Table 1 is a comparison table of the specific absorption rates actually measured. According to the measurement results, the specific absorption rate measured by the present invention can be significantly reduced, especially above, in the case of the same antenna gain (for example, the same -2.95 dBi) compared with the conventional planar inverted-F antenna. The specific absorption rate can be as high as about 60% of the conventional design, and therefore, the antenna system of the present invention will more easily conform to the legal specific absorption rate specification.

It is worth noting that the component sizes, component shapes, etc. described above, And the frequency range is not a limitation of the invention. The antenna designer can adjust these settings according to different needs.
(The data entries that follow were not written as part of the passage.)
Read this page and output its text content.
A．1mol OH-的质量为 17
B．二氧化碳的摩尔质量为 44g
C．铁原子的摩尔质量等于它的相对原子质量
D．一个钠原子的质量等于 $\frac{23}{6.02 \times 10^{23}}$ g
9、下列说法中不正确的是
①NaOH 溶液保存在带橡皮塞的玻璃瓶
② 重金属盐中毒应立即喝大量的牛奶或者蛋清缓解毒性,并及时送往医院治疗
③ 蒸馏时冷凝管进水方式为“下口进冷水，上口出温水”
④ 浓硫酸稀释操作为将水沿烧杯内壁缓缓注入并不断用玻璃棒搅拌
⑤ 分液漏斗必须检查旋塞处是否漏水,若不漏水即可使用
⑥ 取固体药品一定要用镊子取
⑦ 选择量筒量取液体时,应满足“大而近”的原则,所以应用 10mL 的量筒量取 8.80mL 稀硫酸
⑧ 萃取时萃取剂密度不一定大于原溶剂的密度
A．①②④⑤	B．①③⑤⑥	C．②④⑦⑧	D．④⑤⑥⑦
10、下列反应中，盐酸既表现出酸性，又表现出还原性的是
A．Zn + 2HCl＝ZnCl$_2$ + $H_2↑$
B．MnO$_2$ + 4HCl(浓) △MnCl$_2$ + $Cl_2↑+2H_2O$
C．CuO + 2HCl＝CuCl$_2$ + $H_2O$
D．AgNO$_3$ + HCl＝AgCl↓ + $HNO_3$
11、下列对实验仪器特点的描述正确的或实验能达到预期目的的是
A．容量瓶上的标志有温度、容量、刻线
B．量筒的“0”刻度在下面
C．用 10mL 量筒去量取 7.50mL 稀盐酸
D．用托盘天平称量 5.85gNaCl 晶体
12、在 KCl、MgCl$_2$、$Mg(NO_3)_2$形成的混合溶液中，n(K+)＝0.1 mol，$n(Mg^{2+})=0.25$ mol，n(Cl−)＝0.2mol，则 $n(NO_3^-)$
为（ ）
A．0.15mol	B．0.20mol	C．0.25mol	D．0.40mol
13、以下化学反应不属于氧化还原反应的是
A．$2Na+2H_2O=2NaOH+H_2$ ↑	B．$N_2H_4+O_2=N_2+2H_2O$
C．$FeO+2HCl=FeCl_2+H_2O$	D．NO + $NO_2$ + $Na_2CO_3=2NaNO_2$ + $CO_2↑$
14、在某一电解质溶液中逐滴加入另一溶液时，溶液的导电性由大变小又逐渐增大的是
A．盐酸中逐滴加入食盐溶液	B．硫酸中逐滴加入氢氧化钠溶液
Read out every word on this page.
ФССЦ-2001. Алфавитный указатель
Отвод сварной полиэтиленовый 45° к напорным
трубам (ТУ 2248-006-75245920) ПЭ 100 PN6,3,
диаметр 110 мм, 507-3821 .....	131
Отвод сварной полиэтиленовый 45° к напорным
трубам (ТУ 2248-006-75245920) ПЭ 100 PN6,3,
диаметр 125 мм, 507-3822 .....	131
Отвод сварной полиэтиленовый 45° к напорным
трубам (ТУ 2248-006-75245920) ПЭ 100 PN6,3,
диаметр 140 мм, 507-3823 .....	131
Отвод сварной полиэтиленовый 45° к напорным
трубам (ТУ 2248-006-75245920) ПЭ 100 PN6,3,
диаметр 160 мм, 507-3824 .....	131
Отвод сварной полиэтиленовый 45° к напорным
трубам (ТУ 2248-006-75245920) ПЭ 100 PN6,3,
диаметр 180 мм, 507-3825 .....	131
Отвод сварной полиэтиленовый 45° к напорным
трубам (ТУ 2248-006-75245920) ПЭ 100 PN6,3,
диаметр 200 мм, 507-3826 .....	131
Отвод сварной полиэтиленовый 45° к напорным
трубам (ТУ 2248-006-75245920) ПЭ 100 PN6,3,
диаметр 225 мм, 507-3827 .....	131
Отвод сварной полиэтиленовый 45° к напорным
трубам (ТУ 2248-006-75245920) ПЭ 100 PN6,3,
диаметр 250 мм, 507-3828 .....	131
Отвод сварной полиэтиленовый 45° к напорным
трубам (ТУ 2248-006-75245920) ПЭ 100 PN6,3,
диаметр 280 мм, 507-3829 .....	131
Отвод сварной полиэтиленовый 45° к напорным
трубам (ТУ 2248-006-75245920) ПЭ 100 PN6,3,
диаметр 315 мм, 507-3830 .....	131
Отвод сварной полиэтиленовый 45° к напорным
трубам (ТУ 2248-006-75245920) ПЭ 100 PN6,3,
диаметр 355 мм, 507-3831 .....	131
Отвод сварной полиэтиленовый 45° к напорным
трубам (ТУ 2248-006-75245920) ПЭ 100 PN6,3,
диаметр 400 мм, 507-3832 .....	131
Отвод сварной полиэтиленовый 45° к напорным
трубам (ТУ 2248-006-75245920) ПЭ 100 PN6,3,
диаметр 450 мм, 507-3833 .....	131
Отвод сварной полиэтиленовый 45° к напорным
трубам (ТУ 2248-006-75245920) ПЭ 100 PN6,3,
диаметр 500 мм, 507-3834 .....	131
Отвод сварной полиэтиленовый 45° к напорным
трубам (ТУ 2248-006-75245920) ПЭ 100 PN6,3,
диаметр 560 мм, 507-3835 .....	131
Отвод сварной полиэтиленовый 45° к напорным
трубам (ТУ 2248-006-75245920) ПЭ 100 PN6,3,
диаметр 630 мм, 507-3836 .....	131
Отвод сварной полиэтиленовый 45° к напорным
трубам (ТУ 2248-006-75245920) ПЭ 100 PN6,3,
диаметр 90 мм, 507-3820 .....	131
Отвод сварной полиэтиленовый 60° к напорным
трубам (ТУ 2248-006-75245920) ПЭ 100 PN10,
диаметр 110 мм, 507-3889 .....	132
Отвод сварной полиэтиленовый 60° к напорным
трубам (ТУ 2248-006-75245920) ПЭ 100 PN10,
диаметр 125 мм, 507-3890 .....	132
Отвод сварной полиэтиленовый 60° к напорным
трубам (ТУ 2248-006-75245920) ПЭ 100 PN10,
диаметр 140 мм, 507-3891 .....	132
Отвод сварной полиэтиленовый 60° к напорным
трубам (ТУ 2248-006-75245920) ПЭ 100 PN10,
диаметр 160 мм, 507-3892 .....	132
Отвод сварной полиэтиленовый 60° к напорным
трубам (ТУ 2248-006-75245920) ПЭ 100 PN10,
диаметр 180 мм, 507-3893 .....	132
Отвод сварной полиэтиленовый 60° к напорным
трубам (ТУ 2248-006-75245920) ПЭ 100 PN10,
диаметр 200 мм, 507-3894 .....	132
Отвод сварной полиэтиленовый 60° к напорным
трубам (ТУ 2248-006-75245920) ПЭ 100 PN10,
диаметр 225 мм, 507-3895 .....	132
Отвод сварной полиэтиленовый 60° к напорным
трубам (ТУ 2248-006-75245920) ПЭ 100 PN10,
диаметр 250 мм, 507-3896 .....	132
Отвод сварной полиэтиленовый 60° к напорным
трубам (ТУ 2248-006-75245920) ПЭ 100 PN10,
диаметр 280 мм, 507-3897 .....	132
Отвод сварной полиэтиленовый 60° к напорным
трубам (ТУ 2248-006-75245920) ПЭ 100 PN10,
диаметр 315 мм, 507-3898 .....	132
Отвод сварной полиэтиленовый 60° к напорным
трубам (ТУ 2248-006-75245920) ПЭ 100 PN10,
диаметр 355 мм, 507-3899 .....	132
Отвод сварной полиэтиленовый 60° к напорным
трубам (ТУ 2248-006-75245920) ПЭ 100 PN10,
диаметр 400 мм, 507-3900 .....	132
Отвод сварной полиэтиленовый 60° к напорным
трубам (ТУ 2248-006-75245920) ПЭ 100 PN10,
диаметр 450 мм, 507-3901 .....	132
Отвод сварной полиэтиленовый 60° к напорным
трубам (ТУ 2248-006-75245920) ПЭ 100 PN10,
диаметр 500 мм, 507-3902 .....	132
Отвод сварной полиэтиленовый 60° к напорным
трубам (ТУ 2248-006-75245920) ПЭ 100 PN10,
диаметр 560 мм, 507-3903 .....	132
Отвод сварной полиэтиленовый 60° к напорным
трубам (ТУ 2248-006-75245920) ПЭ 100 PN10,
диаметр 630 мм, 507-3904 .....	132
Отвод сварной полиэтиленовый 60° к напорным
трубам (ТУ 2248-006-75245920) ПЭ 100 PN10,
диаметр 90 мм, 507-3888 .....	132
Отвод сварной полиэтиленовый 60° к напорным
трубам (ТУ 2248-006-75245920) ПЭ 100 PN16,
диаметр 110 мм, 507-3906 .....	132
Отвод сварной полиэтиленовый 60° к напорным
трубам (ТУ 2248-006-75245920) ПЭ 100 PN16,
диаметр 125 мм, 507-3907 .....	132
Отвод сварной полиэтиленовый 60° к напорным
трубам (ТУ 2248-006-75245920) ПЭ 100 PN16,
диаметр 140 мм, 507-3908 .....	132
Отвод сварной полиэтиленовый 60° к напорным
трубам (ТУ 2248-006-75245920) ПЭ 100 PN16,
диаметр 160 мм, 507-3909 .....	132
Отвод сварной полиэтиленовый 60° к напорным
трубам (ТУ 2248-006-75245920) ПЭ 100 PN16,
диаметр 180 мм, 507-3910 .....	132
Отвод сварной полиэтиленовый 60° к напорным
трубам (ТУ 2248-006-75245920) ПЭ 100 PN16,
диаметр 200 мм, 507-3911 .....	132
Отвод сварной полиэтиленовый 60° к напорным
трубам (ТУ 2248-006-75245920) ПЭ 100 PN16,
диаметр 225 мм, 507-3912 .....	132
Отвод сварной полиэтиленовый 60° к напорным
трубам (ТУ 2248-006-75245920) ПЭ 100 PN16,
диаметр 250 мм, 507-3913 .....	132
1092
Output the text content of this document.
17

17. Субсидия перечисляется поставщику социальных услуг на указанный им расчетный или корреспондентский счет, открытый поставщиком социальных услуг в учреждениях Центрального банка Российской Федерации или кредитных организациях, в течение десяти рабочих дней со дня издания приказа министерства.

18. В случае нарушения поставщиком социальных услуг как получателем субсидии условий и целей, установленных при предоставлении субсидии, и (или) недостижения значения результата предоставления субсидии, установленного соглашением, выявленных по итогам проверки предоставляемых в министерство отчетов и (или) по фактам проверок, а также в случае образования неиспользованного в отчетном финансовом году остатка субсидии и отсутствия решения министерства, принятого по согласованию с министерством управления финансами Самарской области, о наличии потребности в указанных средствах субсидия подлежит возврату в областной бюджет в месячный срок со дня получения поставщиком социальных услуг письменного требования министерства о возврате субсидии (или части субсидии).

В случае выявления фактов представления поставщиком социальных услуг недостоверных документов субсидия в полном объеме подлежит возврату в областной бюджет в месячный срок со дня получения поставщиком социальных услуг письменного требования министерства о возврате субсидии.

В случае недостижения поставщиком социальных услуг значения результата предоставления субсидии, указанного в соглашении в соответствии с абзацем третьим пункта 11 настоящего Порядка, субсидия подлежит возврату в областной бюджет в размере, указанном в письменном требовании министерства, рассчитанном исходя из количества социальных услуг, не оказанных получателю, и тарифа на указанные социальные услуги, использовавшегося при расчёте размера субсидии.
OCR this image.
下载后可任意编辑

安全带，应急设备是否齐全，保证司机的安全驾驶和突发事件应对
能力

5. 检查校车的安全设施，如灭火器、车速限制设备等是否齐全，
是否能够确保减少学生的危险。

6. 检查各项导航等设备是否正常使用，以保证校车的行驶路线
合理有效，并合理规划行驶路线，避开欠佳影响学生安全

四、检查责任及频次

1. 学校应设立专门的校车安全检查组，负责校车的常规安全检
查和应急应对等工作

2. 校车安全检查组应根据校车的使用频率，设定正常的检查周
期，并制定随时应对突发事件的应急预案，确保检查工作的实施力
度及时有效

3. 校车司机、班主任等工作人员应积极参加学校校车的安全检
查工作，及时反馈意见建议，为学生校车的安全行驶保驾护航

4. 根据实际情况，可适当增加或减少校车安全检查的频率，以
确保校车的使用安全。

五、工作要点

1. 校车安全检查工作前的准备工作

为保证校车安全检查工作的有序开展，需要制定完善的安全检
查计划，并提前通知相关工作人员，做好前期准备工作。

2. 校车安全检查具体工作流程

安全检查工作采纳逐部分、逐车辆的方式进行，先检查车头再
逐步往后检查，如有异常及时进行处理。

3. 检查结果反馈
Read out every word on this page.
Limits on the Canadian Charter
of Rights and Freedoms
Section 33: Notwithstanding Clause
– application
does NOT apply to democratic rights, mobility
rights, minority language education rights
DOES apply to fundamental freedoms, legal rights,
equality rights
The mobile device and antenna structure of the present invention are not limited to the state illustrated in Figures 1-4. The invention may include only any one or more of the features of any one or a plurality of embodiments of Figures 1-4. In other words, not all illustrated features must be implemented simultaneously in the mobile device and antenna structure of the present invention.

The ordinal numbers in this specification and the scope of the patent application, such as "first", "second", "third", etc., have no sequential relationship with each other, and are only used to indicate that two are identical. Different components of the name.

The present invention has been described above with reference to the preferred embodiments thereof, and is not intended to limit the scope of the present invention, and the invention may be modified and modified without departing from the spirit and scope of the invention. The scope of the invention is defined by the scope of the appended claims.

100‧‧‧ mobile devices

101, 102, 103‧‧‧ edge of mobile device

110‧‧‧ Grounding components

120‧‧‧ display

200‧‧‧Antenna structure

Claims (9)

A mobile device comprising: a grounding element; and an antenna structure comprising: a grounding branch; a feeding branch having a feed point, wherein the feeding branch is coupled to the ground via the grounding branch a grounding component; a low frequency radiation branch coupled to the feed branch; and a high frequency radiation branch coupled to the feed branch; wherein the low frequency radiation branch has a meandering structure; wherein the The 蜒 structure extends toward the ground branch. The mobile device of claim 1, wherein the 蜿蜒 structure is used to reduce a specific absorption rate of the antenna structure. The mobile device of claim 1, wherein a current maximum point of the low frequency radiation branch is located on the structure. The mobile device of claim 1, wherein the antenna structure is adjacent to an edge of the mobile device, and the squat structure extends away from the edge of the mobile device. The mobile device of claim 1, wherein the structure is substantially U-shaped or W-shaped. The mobile device of claim 1, wherein the first end of the feeding branch is coupled to the grounding element via the grounding branch, and the first end of the low frequency radiating branch is coupled To the second end of one of the feed branches, the low frequency spoke The second end of the branching branch is an open end, and the first end of the high frequency radiating branch is coupled to the second end of the feeding branch, and the second end of the high frequency radiating branch is second The end is an open end. The mobile device of claim 6, wherein the second end of the low frequency radiation branch and the second end of the high frequency radiation branch extend in opposite directions. The mobile device of claim 1, further comprising: a display, wherein the antenna structure is between the display and an edge of the mobile device. The mobile device of claim 1, wherein the feeding branch and the low frequency radiation branch are excited to generate a low frequency band, and the feeding branch and the high frequency radiation branch are excited to generate a high frequency. In the frequency band, the low frequency band is between about 2400 MHz and 2484 MHz, and the high frequency band is between about 5150 MHz and 5850 MHz.